Specialisation — Core Development

Abs & Core
Program

8 weeks of targeted core development — from deep stabilisers to surface definition. Pairs with any PROSPER strength programme or runs standalone.

8 Weeks
5 Days / Week
20 Min / Session
ALL Levels

8-Week Core Development

This program targets every layer of your core — from the superficial rectus abdominis to the deep transverse abdominis — using progressive overload principles applied to focused core training.

Most people train their abs with high-rep, low-intensity work and see minimal progress. This programme applies the same principles that build muscle everywhere else — progressive overload, structured phases, and deliberate exercise selection — to core development.

The truth about visible abs: they require two things working together. First, developed core musculature. Second, low enough body fat percentage for definition to show. This programme handles the first half. The nutrition section handles the second. Both are equally important.

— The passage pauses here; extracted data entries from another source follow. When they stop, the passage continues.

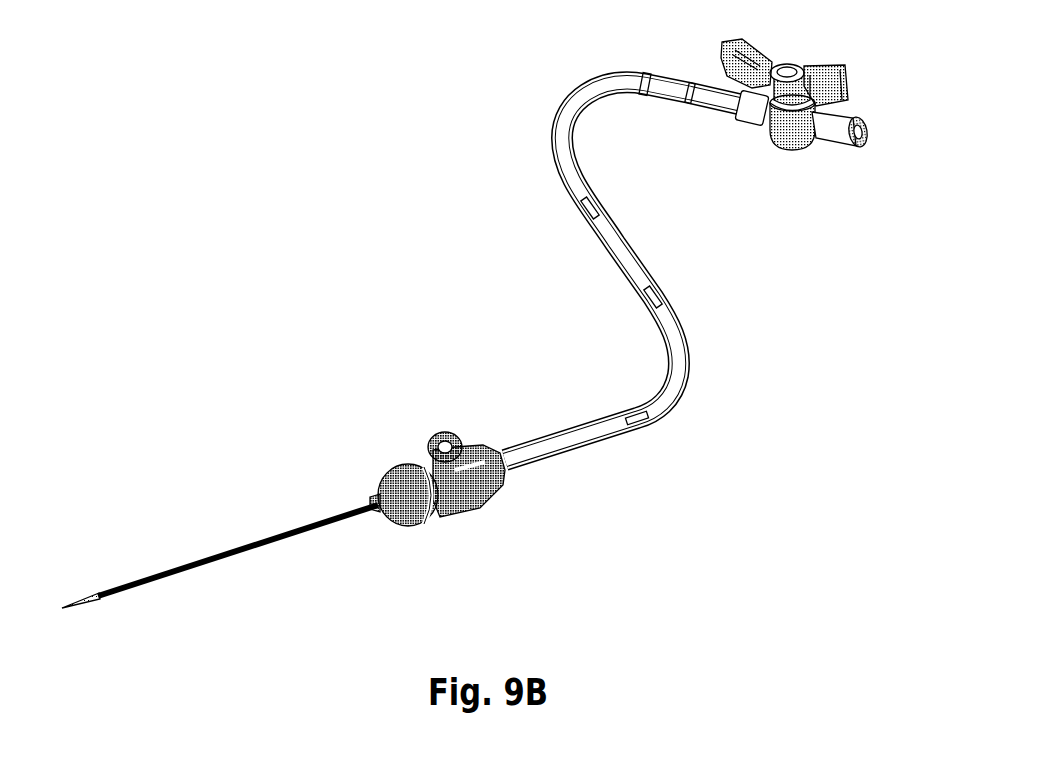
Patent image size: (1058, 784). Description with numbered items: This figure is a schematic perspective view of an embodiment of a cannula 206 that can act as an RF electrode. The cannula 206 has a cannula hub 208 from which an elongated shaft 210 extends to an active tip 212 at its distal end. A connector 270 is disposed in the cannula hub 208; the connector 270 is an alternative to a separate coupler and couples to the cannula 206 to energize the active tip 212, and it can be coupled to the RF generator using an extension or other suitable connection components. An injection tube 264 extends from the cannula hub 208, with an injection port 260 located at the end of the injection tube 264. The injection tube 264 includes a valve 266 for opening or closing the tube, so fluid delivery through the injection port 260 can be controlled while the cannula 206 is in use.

The cannula 206 is at (221, 543).
The cannula hub 208 is at (435, 513).
The shaft 210 is at (295, 538).
The active tip 212 is at (70, 598).
The injection port 260 is at (862, 138).
The injection tube 264 is at (687, 353).
The valve 266 is at (800, 147).
The connector 270 is at (428, 437).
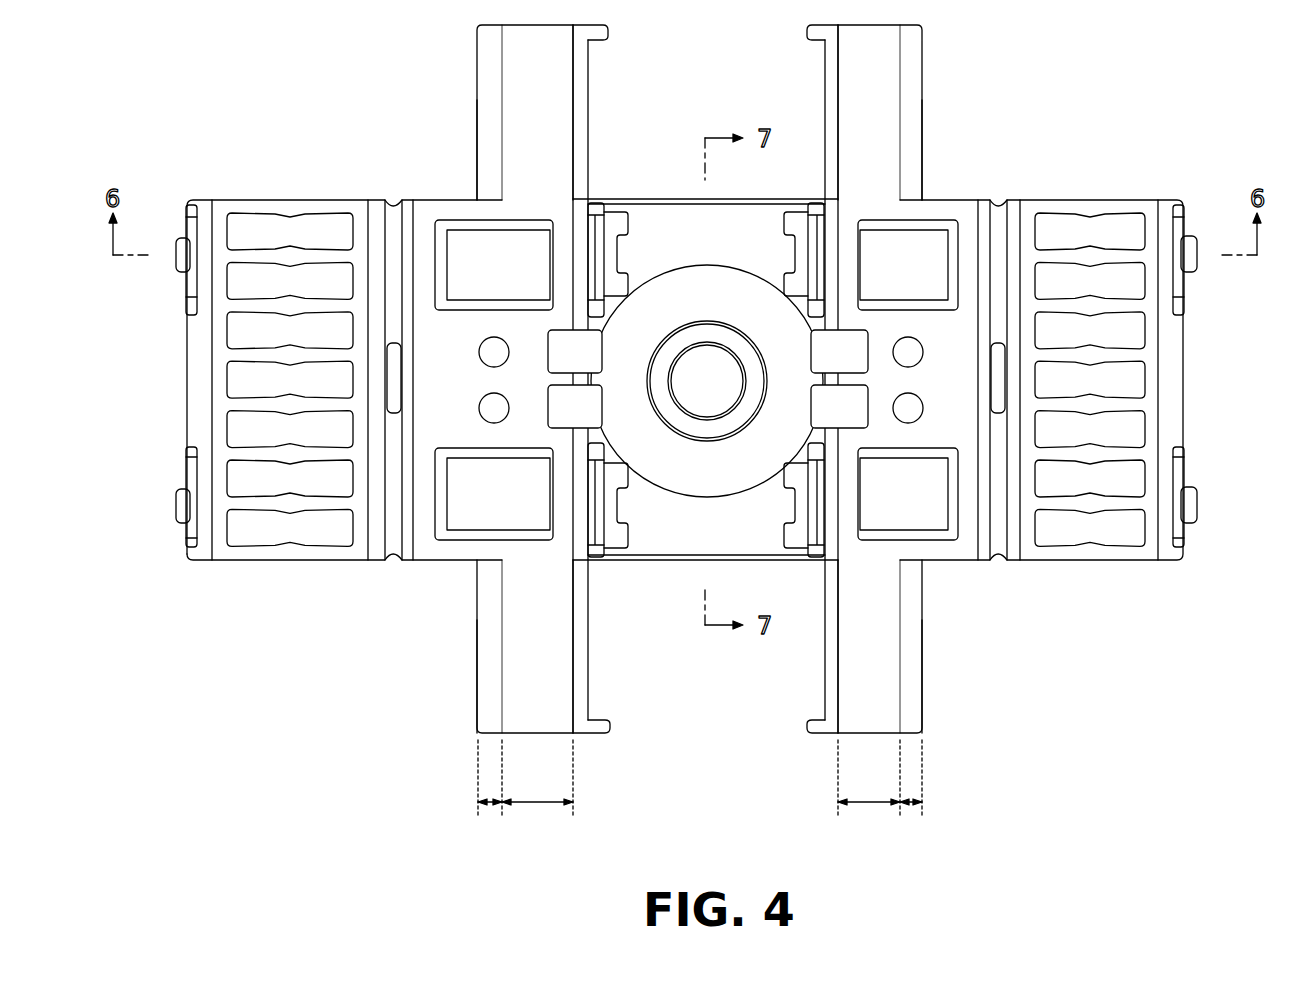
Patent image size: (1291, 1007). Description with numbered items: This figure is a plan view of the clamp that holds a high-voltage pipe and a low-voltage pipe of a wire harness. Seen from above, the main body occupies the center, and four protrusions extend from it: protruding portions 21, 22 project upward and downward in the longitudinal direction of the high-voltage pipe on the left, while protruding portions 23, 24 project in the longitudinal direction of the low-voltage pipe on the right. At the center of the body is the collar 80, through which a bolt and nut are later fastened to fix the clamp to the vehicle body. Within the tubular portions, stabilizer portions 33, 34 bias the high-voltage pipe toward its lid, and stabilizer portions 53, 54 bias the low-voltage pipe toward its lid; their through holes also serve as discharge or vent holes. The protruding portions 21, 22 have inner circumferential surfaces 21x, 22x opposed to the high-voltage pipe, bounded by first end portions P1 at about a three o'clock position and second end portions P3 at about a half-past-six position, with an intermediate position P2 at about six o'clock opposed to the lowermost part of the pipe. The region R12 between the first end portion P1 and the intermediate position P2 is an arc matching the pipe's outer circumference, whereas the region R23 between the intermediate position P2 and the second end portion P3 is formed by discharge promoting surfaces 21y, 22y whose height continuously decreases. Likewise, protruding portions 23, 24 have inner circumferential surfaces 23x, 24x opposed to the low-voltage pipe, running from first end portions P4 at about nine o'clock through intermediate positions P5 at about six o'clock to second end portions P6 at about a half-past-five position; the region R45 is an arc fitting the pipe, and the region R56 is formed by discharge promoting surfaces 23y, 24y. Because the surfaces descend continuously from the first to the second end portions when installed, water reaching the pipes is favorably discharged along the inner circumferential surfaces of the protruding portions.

Stacking Guidance When pairing with a PROSPER strength programme, perform core sessions as a finisher at the end of strength training or on dedicated rest days. Sessions are 20–30 minutes and do not significantly impact strength recovery.
Duration 8 Weeks — 3 Phases
Frequency 5 Days Per Week
Session Length 20–30 Minutes
Primary Goal Core Strength & Definition
Equipment Bodyweight + Optional Cable
Compatible With All PROSPER Strength Programs

What You're Training & Why

Effective core training requires understanding the distinct functions of each core component. This programme targets all four areas with purpose-built exercises for each.

Rectus Abdominis

The "six-pack" muscle. Responsible for spinal flexion and the visual definition most people are after. Trained through crunches, leg raises, and hollow body holds. Responds best to controlled eccentric and peak contraction emphasis.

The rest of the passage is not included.